Seek: A clairvoyant reading generated by the misuse of online search engines; Recess, May 2015

 

However, we see potential for »new feeling« and »feeling new« within the upcoming performance phase of this project. However staged, unconventional, or synthetic this SEO process is, it will actually generate searchable content about IfNf, which will affect our online presence and page ranking in real time. The Internet today is often depicted as a mob, with the power to idolize, lynch, or completely ignore. Each time we place our identity into the hands of others, we risk a loss or shift of our positioning in the world. In this way, there is actually a lot at stake with this project.

»The Internet today is often depicted as a mob, with the power to idolize, lynch, or completely ignore. Each time we place our identity into the hands of others, we risk a loss or shift of our positioning in the world.« –The Institute for New Feeling

We view it as an experiment in identity construction and maintenance, one that contains great potential for interaction in public space – and the ability to create discussions and reverberations outside of our control. This project is initiated with equal potential for thrill-seeking, vulnerability, and opportunism.

CH: CH: The starting point of the project for the Schlosspost web residency was also This is Presence, a 17-minute video commissioned by Ballroom Marfa that functions as an online brand identity campaign for IfNf. With the digitalization of our lives, the idea of presence is also changing. What is presence for you as artists working in the digital field?
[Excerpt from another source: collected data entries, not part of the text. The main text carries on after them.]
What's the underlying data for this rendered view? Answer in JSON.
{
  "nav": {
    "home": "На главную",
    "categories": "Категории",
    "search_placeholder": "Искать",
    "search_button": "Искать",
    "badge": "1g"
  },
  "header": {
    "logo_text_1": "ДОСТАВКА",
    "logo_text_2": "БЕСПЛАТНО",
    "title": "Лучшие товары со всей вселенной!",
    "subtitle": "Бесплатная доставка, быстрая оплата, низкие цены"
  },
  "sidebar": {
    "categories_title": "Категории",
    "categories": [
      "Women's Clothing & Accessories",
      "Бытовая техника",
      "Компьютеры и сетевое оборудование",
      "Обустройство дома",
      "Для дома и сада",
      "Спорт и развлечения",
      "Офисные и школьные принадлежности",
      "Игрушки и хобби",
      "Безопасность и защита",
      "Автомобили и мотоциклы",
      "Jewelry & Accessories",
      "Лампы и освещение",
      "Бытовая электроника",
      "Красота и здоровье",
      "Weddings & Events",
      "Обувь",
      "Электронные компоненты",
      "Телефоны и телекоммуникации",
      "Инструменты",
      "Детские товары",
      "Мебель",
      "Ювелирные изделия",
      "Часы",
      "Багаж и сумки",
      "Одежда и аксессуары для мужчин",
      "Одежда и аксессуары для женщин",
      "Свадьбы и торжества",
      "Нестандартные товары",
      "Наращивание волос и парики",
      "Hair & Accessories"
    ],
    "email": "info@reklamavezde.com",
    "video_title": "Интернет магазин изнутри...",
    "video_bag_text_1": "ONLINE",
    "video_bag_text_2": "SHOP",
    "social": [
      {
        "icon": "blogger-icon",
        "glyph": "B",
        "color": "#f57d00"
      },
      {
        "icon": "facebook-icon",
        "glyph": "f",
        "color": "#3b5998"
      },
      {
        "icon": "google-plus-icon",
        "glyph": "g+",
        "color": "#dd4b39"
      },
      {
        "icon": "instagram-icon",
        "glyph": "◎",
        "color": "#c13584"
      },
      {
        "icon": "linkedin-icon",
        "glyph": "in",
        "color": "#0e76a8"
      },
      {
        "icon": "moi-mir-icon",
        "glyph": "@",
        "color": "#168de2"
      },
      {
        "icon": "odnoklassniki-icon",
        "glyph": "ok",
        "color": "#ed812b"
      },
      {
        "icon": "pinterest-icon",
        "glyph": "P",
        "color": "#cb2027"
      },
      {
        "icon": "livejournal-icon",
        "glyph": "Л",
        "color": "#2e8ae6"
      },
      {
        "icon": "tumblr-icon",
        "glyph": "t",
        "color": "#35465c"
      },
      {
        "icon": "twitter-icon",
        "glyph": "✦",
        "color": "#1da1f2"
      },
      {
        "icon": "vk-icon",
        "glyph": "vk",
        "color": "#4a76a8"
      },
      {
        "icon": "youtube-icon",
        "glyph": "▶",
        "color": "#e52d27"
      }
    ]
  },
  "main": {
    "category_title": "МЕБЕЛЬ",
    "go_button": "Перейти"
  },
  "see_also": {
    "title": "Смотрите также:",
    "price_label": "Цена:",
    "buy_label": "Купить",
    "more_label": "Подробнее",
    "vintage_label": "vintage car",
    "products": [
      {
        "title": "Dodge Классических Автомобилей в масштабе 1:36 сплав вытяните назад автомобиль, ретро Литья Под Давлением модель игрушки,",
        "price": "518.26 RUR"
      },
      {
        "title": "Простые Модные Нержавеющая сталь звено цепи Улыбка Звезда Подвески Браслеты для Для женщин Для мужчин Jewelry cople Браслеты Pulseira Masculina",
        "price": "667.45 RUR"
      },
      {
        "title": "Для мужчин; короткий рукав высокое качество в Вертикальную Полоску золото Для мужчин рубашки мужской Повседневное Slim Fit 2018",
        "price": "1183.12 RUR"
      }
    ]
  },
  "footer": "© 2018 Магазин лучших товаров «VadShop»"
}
IfNf: Artwork today is primarily experienced online. Even gallery works, sculpture, painting – we all know that more people will see these works on a screen than IRL. Artists belabor the decision whether or not to make their work accessible in this way. There’s always a tension between wanting to offer a »real,« physical or unmediated experience; the commercial need to limit free duplication; and the potential for work to reach far beyond the limits of its physical body on the Internet.

 

 

At the same time, artists are also masters of constructed identity. Even long before the Internet, an artist’s value has always been inextricably tied to their persona. To be an artist is to manage an unruly personal brand, like the agent of a celebrity no one has heard of.

Presence can be hard to define and is further complicated by the jumbled web of internet memes and the urgency of our accelerated digital lives. But why not give it a shot?
Presence is an indecipherable voice, the weird smear of a face that was unfrozen for a moment.
Presence is an attempt to stay awake while flipping through your feeds in bed.
Presence is like poise, elegance, or grace, a grandmotherly eye for seeing beauty in one’s spam filter; for clicking the bait, collecting the prize, and holding polite correspondence with the local mailer-daemon.

»Presence is like poise, elegance, or grace, a grandmotherly eye for seeing beauty in one’s spam filter; for clicking the bait, collecting the prize, and holding polite correspondence with the local mailer-daemon.« –The Institute for New Feeling

CH: You are going to assemble your research into a web-based publication called The Redirectory and share it at redirectory.club. Can you give any insight into how the work will be documented? How will you carry on working on it after the residency?

IfNf: This project, much like our FELT BOOK project and an upcoming VR experience, all have the ability to expand indefinitely. Although these projects are drastically different from one another, they illustrate the breadth of possibilities that our interests have been opening up, including the vastness of online shopping, product taxonomy, and the shape and scope of the internet itself.

The Redirectory is infinitely expandable because there is a universe of online identity strategies to explore. Our goal is to illustrate the breadth of these techniques, and to potentially even invent a few new ones ourselves.